IPOL.ID – Menteri Dalam Negeri (Mendagri) sekaligus Ketua Satuan Tugas (Kasatgas) Percepatan Rehabilitasi dan Rekonstruksi (PRR) Pascabencana Sumatera Muhammad Tito Karnavian meninjau kondisi Jalan Werlah di Bener Meriah, Aceh, Selasa (7/7/2026). Pemerintah berencana membangun jembatan sekaligus pelebaran ruas jalan di lokasi tersebut.
Jalur tersebut akan menjadi jalan alternatif selama perbaikan Jembatan Enang-Enang berlangsung. Diketahui bahwa masyarakat telah membangun Jembatan Enang-Enang secara swadaya. Namun, karena kondisinya dinilai masih belum terlalu kokoh, pemerintah hanya mengizinkan kendaraan roda dua dan kendaraan ringan.

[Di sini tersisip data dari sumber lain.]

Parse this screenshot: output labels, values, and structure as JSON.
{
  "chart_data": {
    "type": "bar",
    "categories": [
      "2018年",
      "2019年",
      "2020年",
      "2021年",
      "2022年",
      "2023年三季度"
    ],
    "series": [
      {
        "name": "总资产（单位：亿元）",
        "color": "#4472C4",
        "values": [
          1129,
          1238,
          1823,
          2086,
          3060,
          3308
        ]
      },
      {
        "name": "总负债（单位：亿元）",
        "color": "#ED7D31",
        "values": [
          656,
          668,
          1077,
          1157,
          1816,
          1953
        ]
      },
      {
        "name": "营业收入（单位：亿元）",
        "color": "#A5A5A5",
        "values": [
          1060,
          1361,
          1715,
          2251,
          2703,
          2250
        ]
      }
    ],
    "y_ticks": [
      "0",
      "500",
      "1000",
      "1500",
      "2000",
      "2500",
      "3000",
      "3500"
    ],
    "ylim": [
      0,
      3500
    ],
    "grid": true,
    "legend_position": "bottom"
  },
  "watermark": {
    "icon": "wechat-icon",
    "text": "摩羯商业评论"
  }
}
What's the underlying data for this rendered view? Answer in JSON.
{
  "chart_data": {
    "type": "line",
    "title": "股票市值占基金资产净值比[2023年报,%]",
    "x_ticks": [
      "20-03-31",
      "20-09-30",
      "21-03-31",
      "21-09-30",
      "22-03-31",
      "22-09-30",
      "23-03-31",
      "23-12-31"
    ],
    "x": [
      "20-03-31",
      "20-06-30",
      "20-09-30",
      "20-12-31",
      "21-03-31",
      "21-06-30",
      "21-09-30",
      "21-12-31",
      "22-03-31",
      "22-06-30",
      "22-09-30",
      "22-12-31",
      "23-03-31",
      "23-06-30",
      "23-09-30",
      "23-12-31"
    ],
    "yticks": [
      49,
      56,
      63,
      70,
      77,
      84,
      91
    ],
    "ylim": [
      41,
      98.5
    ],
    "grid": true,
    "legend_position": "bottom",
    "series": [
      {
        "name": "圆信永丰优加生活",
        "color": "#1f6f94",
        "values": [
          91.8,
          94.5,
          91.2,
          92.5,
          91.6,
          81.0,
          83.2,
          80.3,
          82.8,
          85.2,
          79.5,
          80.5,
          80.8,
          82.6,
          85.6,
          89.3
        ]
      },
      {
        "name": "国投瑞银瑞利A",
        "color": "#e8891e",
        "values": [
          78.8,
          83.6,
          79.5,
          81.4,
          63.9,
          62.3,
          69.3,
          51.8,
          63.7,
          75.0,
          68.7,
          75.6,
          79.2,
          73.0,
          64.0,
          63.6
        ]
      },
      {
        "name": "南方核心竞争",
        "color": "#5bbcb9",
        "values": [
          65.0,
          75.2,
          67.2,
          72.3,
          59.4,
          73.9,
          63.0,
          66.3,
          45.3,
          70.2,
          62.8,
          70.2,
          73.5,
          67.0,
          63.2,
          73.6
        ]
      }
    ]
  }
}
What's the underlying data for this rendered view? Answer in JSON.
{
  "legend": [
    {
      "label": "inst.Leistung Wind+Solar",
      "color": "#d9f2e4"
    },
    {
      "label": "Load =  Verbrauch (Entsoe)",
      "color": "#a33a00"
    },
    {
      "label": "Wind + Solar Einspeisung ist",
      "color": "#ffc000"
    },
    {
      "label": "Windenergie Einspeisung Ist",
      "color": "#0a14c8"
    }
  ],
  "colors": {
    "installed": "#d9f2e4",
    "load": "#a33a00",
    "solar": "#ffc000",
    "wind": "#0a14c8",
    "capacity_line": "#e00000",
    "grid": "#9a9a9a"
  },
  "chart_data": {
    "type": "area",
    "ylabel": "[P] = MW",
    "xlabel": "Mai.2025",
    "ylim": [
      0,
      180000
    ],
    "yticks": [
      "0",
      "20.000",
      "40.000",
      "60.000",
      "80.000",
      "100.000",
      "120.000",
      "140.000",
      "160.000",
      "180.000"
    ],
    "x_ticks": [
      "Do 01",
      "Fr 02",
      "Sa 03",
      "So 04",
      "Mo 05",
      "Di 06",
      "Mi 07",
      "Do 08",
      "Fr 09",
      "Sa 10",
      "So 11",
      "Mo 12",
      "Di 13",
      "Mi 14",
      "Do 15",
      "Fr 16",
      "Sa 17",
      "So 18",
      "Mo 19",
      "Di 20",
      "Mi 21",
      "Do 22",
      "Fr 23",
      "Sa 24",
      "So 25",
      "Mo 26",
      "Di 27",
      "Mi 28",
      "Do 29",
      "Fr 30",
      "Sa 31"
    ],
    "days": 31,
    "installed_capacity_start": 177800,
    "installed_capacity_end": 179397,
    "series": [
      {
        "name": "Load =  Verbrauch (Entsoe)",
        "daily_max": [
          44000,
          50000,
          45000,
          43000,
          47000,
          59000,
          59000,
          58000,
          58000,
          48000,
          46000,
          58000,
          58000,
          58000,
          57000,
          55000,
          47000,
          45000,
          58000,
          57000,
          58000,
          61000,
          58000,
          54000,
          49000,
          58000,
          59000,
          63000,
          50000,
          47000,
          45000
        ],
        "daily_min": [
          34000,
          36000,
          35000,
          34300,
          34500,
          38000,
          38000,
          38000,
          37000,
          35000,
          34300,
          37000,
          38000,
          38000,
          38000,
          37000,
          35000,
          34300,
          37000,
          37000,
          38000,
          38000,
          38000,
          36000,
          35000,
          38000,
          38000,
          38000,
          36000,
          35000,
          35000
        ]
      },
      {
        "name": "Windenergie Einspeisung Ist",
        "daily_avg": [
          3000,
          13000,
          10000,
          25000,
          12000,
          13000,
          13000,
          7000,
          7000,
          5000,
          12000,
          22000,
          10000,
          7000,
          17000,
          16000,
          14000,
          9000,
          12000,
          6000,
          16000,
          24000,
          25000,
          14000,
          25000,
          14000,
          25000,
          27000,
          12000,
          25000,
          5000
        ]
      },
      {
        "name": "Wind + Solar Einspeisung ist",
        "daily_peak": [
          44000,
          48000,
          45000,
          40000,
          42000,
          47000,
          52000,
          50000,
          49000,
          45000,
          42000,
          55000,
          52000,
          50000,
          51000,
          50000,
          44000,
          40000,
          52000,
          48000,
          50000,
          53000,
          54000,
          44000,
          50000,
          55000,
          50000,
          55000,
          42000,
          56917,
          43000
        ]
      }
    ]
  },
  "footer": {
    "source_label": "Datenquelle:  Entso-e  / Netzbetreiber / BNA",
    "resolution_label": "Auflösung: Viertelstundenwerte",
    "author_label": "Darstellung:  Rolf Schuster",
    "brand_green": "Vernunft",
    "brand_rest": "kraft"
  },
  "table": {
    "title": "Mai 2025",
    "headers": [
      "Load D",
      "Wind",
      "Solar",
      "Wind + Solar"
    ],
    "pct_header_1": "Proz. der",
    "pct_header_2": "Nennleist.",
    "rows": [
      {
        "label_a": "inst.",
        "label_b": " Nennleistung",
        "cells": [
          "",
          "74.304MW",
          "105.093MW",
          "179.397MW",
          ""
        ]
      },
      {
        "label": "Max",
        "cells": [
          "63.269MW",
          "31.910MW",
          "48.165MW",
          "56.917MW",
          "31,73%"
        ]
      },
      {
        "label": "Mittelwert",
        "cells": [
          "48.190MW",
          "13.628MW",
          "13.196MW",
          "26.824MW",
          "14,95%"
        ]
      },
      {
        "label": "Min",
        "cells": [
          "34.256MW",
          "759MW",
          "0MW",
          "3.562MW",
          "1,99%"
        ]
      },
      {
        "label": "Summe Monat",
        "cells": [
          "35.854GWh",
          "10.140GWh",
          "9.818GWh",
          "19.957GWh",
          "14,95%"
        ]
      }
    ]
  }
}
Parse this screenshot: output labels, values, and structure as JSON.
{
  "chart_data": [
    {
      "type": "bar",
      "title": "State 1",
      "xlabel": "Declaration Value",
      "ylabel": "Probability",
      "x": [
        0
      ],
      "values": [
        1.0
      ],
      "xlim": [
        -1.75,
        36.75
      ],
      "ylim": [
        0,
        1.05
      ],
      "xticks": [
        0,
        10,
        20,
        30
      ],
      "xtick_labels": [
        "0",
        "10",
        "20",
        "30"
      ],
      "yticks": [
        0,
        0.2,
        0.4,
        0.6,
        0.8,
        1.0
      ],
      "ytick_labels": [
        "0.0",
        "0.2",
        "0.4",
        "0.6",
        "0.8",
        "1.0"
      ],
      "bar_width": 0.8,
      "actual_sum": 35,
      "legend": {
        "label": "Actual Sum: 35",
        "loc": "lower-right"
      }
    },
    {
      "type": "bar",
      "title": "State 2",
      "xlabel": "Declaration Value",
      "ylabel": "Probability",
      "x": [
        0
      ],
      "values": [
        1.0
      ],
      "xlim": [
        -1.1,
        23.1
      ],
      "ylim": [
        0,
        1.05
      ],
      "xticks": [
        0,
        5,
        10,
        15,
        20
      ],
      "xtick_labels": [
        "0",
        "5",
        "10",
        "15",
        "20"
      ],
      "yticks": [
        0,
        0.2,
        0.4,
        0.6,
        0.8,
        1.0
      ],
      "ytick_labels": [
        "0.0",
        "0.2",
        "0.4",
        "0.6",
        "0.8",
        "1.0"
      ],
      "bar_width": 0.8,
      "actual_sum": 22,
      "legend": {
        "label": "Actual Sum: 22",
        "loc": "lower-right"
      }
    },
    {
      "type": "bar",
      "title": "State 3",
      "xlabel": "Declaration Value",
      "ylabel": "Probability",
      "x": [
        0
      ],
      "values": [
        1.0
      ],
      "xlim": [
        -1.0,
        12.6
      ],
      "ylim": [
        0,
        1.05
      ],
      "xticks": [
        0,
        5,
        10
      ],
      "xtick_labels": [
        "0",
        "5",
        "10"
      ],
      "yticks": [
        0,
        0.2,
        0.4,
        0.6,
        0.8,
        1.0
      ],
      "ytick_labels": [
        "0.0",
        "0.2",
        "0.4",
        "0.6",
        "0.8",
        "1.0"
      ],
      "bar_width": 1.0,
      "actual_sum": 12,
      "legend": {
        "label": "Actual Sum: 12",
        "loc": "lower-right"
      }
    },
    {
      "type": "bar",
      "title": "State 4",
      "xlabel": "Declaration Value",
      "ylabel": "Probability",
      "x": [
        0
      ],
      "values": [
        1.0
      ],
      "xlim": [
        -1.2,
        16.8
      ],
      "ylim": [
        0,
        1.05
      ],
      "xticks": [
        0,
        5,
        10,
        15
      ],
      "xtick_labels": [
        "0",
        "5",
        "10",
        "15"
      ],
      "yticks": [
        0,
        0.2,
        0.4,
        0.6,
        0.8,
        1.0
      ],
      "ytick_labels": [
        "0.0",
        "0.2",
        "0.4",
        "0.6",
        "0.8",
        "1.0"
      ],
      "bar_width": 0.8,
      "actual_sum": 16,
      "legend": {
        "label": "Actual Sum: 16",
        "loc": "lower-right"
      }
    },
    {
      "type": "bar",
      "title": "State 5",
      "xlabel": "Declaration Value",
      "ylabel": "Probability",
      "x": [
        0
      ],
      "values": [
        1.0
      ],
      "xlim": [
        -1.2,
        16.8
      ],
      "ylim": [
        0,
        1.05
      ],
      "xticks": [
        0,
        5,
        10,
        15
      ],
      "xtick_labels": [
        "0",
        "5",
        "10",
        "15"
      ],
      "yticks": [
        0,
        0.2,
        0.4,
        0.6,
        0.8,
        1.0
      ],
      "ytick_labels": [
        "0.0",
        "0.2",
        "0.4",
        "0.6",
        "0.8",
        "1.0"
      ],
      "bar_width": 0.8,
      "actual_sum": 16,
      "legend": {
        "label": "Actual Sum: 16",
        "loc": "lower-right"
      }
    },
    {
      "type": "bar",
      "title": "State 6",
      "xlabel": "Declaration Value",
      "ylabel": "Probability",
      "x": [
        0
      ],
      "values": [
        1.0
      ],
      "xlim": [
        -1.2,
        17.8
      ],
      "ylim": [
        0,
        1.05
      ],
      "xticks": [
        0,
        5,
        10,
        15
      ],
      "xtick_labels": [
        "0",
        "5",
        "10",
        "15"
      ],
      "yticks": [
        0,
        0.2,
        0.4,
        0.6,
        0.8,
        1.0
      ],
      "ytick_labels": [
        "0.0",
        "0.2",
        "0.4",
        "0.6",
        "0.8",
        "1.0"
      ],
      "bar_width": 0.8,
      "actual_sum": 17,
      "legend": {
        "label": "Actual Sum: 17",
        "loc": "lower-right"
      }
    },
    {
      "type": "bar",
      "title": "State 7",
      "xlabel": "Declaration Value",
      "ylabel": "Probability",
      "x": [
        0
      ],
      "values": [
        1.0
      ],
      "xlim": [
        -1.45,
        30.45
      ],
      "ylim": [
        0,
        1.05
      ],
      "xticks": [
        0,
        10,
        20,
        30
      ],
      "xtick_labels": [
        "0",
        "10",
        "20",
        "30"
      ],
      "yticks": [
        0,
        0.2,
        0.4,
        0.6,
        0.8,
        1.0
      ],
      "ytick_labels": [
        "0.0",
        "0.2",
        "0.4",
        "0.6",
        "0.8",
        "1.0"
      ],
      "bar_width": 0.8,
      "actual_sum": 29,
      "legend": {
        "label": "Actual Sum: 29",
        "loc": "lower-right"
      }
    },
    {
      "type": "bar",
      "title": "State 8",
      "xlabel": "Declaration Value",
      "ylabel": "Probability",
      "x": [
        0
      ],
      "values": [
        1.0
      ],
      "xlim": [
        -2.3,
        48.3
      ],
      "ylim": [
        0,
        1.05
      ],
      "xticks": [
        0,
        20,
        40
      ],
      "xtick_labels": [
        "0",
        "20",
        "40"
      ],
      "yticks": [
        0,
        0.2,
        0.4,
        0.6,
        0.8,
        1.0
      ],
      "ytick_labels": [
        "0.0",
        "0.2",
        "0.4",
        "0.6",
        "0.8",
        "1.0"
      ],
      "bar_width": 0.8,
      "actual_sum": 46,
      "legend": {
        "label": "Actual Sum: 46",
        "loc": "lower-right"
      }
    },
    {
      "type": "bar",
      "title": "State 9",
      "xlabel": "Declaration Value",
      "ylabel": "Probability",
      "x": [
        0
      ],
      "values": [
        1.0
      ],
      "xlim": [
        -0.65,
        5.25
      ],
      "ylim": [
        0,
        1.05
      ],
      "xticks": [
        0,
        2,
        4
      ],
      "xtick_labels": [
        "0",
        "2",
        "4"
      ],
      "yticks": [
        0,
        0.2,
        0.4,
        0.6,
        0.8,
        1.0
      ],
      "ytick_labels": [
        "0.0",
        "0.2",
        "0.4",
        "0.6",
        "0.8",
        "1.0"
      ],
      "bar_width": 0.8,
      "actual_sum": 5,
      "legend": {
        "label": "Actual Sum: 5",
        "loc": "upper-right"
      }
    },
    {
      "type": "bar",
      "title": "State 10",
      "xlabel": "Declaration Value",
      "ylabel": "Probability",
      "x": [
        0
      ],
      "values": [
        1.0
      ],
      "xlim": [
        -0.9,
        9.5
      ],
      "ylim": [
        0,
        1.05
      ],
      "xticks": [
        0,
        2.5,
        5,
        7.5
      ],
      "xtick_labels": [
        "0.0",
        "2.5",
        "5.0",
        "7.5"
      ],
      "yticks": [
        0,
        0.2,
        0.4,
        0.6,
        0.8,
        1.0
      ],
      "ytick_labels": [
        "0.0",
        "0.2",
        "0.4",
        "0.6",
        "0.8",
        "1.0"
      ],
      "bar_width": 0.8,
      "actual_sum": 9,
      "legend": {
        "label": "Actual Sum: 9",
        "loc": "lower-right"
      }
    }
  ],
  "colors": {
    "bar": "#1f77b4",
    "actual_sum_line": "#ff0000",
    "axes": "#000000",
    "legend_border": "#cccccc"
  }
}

Sementara izin melintas untuk kendaraan bertonase besar menunggu hasil kajian teknis Balai Pelaksanaan Jalan Nasional Aceh. Pemerintah juga akan memasang portal untuk menghalau kendaraan berat melintas.
“Kita enggak ingin juga kalau ada kecelakaan kemudian roboh,” tegasnya.

Lebar Jalan Werlah yang semula hanya 4 meter akan diperlebar menjadi 6 meter. Jalan tersebut akan diaspal dan dilengkapi pembangunan jembatan baru untuk memperlancar konektivitas masyarakat. Pembangunan jembatan dan pelebaran tersebut diusahakan rampung pada akhir 2026.